Highway safety is everyone's responsibility, whether they are driving a truck or a passenger vehicle. Motorists and truckers need to respect each other and remember to share the road.
As a motorist, there is very little room for error or ignorance around trucks. By reviewing a few simple facts, you can enhance your safety out on the highway.
Trucks Weigh More and Need More Time to Stop
A fully-loaded tractor-trailer truck in Pennsylvania can weigh up to 40 tons, which is 38 tons more than your vehicle. This means a truck will take almost twice as long to stop as your car — and even longer on wet pavements. Stopping distance for a truck also increases as speed increases, with it taking almost 50 percent longer to stop when going 65 miles per hour, compared to 55 mph.
So when you're driving in front of a truck, don't slow down suddenly unless it is absolutely necessary. Be sure to signal a turn or lane change in plenty of time to allow the trucker to react. If you see that traffic in front of you has come to a standstill, immediately put on your emergency flashers to alert all other drivers behind you that something is wrong.
Trucks Coming From a Distance May Be Moving Faster Than You Think
Because of its large size, a truck driving toward you from a distance can appear to be moving a lot slower than it really is. Make sure to allow plenty of extra room if you pull out of an intersection or onto a highway in front of a truck.
Don't Hang Out in the No-Zone
If you can't see the truck driver or the truck's mirrors, then the driver can't see you.
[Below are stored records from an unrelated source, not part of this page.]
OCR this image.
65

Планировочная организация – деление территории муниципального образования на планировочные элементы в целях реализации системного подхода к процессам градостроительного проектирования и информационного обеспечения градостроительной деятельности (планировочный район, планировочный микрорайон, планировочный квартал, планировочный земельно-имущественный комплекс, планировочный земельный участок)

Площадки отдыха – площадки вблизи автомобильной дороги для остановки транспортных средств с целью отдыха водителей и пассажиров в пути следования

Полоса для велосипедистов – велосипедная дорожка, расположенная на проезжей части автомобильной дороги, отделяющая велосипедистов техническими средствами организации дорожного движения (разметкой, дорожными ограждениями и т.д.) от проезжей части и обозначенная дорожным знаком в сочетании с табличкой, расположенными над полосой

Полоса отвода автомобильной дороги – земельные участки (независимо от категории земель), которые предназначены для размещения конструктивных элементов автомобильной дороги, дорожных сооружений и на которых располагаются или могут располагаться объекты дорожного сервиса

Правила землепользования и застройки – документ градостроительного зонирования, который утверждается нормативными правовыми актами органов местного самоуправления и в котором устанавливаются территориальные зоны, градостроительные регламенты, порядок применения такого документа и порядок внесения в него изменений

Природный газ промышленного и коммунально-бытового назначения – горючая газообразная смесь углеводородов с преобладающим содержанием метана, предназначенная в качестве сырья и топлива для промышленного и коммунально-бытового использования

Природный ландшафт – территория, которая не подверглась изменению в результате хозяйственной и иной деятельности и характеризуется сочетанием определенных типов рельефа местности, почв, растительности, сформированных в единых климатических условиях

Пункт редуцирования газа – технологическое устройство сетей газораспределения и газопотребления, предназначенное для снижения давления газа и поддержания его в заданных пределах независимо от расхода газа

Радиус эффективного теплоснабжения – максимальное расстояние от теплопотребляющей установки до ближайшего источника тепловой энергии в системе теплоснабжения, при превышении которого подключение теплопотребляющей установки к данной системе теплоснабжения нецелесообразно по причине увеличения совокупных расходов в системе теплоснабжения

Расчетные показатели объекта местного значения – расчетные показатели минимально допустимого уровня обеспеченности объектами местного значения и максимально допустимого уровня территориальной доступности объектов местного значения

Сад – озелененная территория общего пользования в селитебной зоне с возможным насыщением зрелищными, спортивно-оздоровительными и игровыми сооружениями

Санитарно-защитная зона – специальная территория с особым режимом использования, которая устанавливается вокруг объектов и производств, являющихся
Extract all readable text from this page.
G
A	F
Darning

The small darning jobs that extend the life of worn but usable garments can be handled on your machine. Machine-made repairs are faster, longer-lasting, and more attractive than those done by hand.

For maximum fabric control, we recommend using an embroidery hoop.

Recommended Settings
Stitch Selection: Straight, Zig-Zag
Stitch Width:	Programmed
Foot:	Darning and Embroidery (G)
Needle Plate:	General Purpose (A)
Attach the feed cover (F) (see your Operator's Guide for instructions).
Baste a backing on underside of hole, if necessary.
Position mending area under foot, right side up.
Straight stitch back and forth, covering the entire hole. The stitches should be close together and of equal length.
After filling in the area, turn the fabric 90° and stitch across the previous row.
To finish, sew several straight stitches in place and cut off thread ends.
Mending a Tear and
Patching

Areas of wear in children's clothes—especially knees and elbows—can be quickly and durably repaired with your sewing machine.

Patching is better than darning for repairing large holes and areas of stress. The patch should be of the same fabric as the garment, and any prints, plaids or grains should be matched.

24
When you're following a truck, even in slow-moving traffic, be sure to stay far enough back, and even out a bit to the left, so that the driver can see you in the rearview mirror.
Because trucks are so long, they need to swing wide when making a tight right turn. Don't be fooled by thinking you can squeeze by on the right.
When passing a truck, don't linger since riding alongside the truck can put you in the driver's blind spot. Avoid passing on a crest of a hill or on a downgrade where a truck's momentum can cause it to go faster.
When you are far enough ahead of the truck that you can see the front tires in your rearview mirror, it is safe to pull in front of the truck. Remember, never pull in front of a truck and slow down since this eliminates the truck driver's cushion of safety.
Tips for Commercial Drivers
- Make sure you get plenty of rest before getting behind the wheel.
- Avoid drowsy driving by finding a safe place to pull over.
- Maintain your vehicle.
- Carry tire chains as weather conditions can change rapidly in Pennsylvania.
- Watch for vehicles that may hang out in your no-zone.
- Slow down in work zones and avoid tailgating.
- Wear your seat belt. Federal law requires commercial vehicle drivers to buckle up.